2008年5月16日金曜日

ナットのメンテナンス

ナットの滑りが悪くなったら、B程度の鉛筆で溝をこすって、カーボンで埋めるとよいという話をどこかで聞いたことがあります。
何時だったか、NHK BSの「関口知宏が行く ドイツ鉄道の旅」で、30万円も出して買った中古の10コースリュートのナットの滑りが悪く、訪問先のリュート奏者アクセル・ヴォルフが鉛筆を使って調整していましたね。
でも、この方法では、一時的にしか良くならないです。ナットの仕上げ状態が悪いのを根本的に治療していません。私も試したことはありますが気休めにしかなりませんでした。

でも、いい話があります。
①Polish grooves with a fine linen thread and fine pilishing compound.
②Wax the nut with microcrystalline wax and it is finished.

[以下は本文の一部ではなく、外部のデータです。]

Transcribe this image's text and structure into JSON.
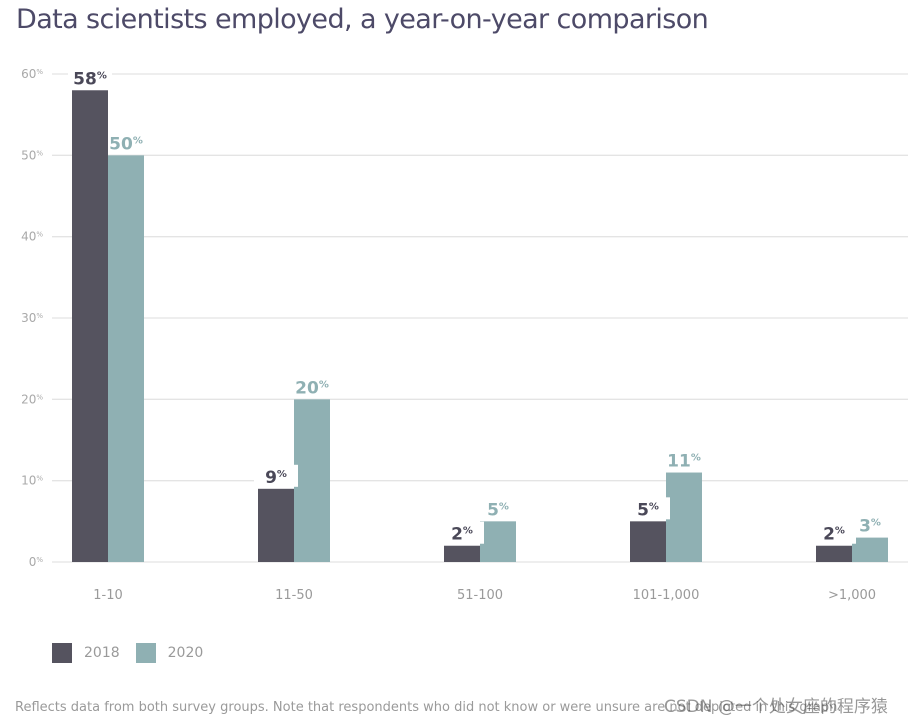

①だけでも、即効果がわかります。ナットの溝がピカピカになり、調弦が滑らかになります。お勧めです。
②はまだ試していません。"microcrystalline wax"というのは「表面亀裂防止剤」で、画材店で扱っているらしいです。購入しようと何度も思ったのですが、出かけたときには忘れてしまっていて....。

この話の出展は、"Historical Lute Construction" Robert Lundberg(著)の227ページです。
http://www.luth.org/luteblrb.htm

リュート製作のための優れた本のようで、演奏家にも興味深い話が満載です。
私もLundbergのリュートが欲しかった(奥様に聞こえないように小さな声で)。